Less than two years after making marriage equality the law of the land, the Supreme Court seemed poised to further weigh in on LGBT rights in the case of G.G. v. Gloucester County School Board. In this case, Gavin Grimm, a transgender boy, sued his school district for the right to use his school’s men’s restroom. Last October, the 4th Circuit Court of Appeals granted Grimm that right, and the school board appealed. As recently as last week, there were positive signs that the case was proceeding. The court clerk even kicked back amicus briefs filed in support of the school board by Liberty Counsel and the Center for Constitutional Jurisprudence for misgendering Gavin in their captions. Then on Monday, just weeks before the case was to be argued, the Supreme Court issued a one-sentence ruling vacating the 4th Circuit’s judgment and remanding the case for further consideration.

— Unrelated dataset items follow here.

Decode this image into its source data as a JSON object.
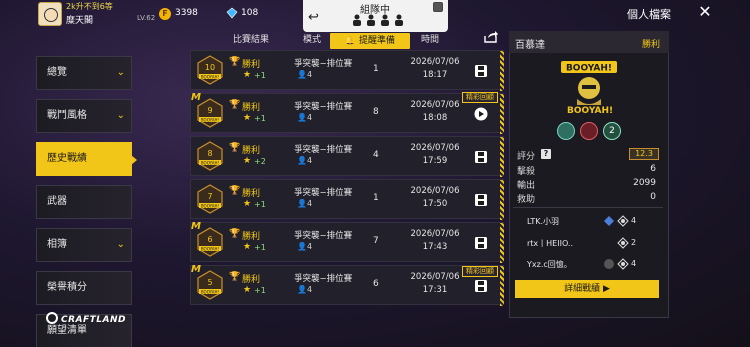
{
  "topbar": {
    "player_status": "2k升不到6等",
    "player_name": "糜天閣",
    "player_level": "LV.62",
    "coins": "3398",
    "diamonds": "108"
  },
  "team": {
    "label": "組隊中",
    "back_icon": "back-arrow-icon",
    "people_glyphs": "👤👤👤👤"
  },
  "reminder": {
    "label": "提醒準備"
  },
  "profile": {
    "title": "個人檔案"
  },
  "sidebar": {
    "items": [
      {
        "label": "總覽",
        "chevron": true
      },
      {
        "label": "戰鬥風格",
        "chevron": true
      },
      {
        "label": "歷史戰績",
        "chevron": false,
        "active": true
      },
      {
        "label": "武器",
        "chevron": false
      },
      {
        "label": "相簿",
        "chevron": true
      },
      {
        "label": "榮譽積分",
        "chevron": false
      },
      {
        "label": "願望清單",
        "chevron": false
      }
    ],
    "brand": "CRAFTLAND"
  },
  "table": {
    "headers": {
      "result": "比賽結果",
      "mode": "模式",
      "time": "時間"
    },
    "rows": [
      {
        "stars": "10",
        "result": "勝利",
        "star_delta": "+1",
        "mode": "爭突襲−排位賽",
        "squad": "4",
        "rank": "1",
        "date": "2026/07/06",
        "time": "18:17",
        "action": "save",
        "mvp": false,
        "highlight": false
      },
      {
        "stars": "9",
        "result": "勝利",
        "star_delta": "+1",
        "mode": "爭突襲−排位賽",
        "squad": "4",
        "rank": "8",
        "date": "2026/07/06",
        "time": "18:08",
        "action": "play",
        "mvp": true,
        "highlight": true
      },
      {
        "stars": "8",
        "result": "勝利",
        "star_delta": "+2",
        "mode": "爭突襲−排位賽",
        "squad": "4",
        "rank": "4",
        "date": "2026/07/06",
        "time": "17:59",
        "action": "save",
        "mvp": false,
        "highlight": false
      },
      {
        "stars": "7",
        "result": "勝利",
        "star_delta": "+1",
        "mode": "爭突襲−排位賽",
        "squad": "4",
        "rank": "1",
        "date": "2026/07/06",
        "time": "17:50",
        "action": "save",
        "mvp": false,
        "highlight": false
      },
      {
        "stars": "6",
        "result": "勝利",
        "star_delta": "+1",
        "mode": "爭突襲−排位賽",
        "squad": "4",
        "rank": "7",
        "date": "2026/07/06",
        "time": "17:43",
        "action": "save",
        "mvp": true,
        "highlight": false
      },
      {
        "stars": "5",
        "result": "勝利",
        "star_delta": "+1",
        "mode": "爭突襲−排位賽",
        "squad": "4",
        "rank": "6",
        "date": "2026/07/06",
        "time": "17:31",
        "action": "save",
        "mvp": true,
        "highlight": true
      }
    ],
    "highlight_label": "精彩回顧",
    "mvp_mark": "M",
    "emblem_caption": "BOOYAH!"
  },
  "detail": {
    "map_name": "百慕達",
    "result": "勝利",
    "banner_text": "BOOYAH!",
    "banner_caption": "BOOYAH!",
    "medal_count": "2",
    "stats": [
      {
        "label": "評分",
        "value": "12.3"
      },
      {
        "label": "擊殺",
        "value": "6"
      },
      {
        "label": "輸出",
        "value": "2099"
      },
      {
        "label": "救助",
        "value": "0"
      }
    ],
    "teammates": [
      {
        "name": "LTK.小羽",
        "count": "4"
      },
      {
        "name": "rtx丨HEIIO..",
        "count": "2"
      },
      {
        "name": "Yxz.c回憶。",
        "count": "4"
      }
    ],
    "detail_button": "詳細戰績 ▶"
  },
  "colors": {
    "accent": "#f2c619",
    "row_bg": "#22202a",
    "panel_bg": "#1c1a21",
    "positive": "#8de07c"
  }
}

While Grimm’s complaint raised claims under both Title IX and the Equal Protection clause of the 14th Amendment, in issuing its ruling the 4th Circuit relied heavily on a guidance issued by the Department of Education and Department of Justice under President Obama. That guidance instructed schools that their “Title IX obligation to ensure nondiscrimination on the basis of sex requires [them] to provide transgender students equal access to educational programs and activities even in circumstances in which other students, parents, or community members raise objections or concerns.” The Supreme Court decided that since the Trump administration has rescinded that guidance, the lower court must re-decide the case without relying on it for their decision. Of course, the 4th Circuit could still find for Grimm, without the backing of the administration. It could simply find that the Board’s policy is a form of sex-based discrimination against Grimm that is prohibited under Title IX, and that the Board’s policy arguments to the contrary (such as concerns about students’ privacy in locker rooms and inclusion on sports teams) are insufficient justification.

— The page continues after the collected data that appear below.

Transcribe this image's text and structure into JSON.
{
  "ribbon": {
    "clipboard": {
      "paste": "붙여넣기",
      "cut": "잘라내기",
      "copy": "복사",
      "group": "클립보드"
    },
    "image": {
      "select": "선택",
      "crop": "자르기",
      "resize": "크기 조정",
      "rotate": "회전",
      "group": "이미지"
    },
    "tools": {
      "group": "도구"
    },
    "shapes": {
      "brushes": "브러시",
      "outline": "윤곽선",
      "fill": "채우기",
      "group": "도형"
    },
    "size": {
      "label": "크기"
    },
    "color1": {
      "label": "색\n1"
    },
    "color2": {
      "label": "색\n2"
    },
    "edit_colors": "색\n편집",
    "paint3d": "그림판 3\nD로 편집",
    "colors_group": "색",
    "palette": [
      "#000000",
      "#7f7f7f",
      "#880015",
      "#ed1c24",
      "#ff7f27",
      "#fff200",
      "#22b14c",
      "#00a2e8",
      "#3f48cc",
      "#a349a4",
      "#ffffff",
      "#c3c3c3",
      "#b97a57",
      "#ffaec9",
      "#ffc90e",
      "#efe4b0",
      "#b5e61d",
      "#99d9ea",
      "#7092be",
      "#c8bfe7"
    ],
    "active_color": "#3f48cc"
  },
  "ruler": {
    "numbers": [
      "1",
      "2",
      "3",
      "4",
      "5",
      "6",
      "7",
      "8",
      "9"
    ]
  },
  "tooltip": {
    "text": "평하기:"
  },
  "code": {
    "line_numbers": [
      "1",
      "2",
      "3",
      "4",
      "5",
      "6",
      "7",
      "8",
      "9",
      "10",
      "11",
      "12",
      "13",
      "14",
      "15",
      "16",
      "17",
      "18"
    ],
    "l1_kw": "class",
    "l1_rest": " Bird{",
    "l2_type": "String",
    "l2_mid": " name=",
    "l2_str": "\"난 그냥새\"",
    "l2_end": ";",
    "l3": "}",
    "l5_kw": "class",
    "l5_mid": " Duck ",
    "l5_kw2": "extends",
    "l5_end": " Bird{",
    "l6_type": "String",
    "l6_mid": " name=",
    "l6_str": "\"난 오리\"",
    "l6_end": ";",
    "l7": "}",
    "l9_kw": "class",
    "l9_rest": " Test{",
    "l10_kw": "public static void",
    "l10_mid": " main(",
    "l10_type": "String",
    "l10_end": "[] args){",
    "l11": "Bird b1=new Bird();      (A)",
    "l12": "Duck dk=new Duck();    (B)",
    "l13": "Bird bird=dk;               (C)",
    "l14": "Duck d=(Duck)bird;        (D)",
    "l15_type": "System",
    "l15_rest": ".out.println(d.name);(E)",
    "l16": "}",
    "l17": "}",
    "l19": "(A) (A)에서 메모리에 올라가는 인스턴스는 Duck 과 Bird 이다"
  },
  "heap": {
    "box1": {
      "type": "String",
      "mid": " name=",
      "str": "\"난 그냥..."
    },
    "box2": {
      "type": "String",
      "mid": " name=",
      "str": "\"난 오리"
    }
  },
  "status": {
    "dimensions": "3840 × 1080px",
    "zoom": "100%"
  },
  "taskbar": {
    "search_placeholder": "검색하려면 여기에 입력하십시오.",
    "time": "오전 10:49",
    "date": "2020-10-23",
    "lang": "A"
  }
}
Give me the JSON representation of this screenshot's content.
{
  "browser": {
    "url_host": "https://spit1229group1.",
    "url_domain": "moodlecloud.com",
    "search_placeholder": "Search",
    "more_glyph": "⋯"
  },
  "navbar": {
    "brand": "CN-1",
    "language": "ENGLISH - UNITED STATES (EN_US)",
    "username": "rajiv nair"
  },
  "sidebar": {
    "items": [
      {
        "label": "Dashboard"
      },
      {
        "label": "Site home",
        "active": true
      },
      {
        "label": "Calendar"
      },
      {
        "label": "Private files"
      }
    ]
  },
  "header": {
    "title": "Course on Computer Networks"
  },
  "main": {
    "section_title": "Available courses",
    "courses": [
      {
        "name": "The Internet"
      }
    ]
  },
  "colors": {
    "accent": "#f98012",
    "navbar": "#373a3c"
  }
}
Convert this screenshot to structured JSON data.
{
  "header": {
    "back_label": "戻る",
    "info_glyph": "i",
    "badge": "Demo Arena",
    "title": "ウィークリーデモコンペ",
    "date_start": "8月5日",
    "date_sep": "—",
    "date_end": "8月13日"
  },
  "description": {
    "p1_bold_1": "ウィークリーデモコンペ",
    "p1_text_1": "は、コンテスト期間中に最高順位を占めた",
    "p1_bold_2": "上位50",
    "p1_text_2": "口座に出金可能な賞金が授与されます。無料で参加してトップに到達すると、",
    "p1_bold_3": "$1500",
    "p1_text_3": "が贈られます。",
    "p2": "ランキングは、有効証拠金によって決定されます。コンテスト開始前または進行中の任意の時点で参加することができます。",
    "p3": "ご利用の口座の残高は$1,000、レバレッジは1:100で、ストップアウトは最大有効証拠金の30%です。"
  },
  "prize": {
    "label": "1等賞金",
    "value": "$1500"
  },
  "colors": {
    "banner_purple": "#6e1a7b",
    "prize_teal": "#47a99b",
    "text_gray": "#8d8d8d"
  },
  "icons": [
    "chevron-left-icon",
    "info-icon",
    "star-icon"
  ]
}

Amicus briefs filed on Grimm’s behalf offer ample grounds for granting his request. The NAACP’s brief powerfully calls focus to the US’s bigoted history of bathroom segregation, noting,
“Not so long ago, bathrooms nationwide were designated ‘Colored Only’ and ‘Whites Only.’ A key lesson of that painful and ignoble era is that while private-space barriers like racially segregated bathrooms may have seemed to some like minor inconveniences or insignificant sources of embarrassment, they were in fact a source of profound indignity that inflicted deep and indelible harms on individuals of both races, and society at large.”
More than 50 major corporations, including Apple and Microsoft filed a brief to point out that the Gloucester County School Board’s policy harms their commercial interests, as well as their interest in students who have been educated to “value and respect each other, no matter their differences. A brief by scholars who study the transgender community gives a strong scientific background to the argument that “discrimination against transgender students is, as a factual matter, discrimination based on sex.” PFLAG’s brief offers a number of powerfully moving accounts by parents of transgender children laying out the harm transgender students suffer when their gender identity is not affirmed.
In this procedural back-and-forth, it is important not to lose sight of what is actually at stake here. The right for transgender individuals to use facilities that correspond with their gender identities is about more than just convenience.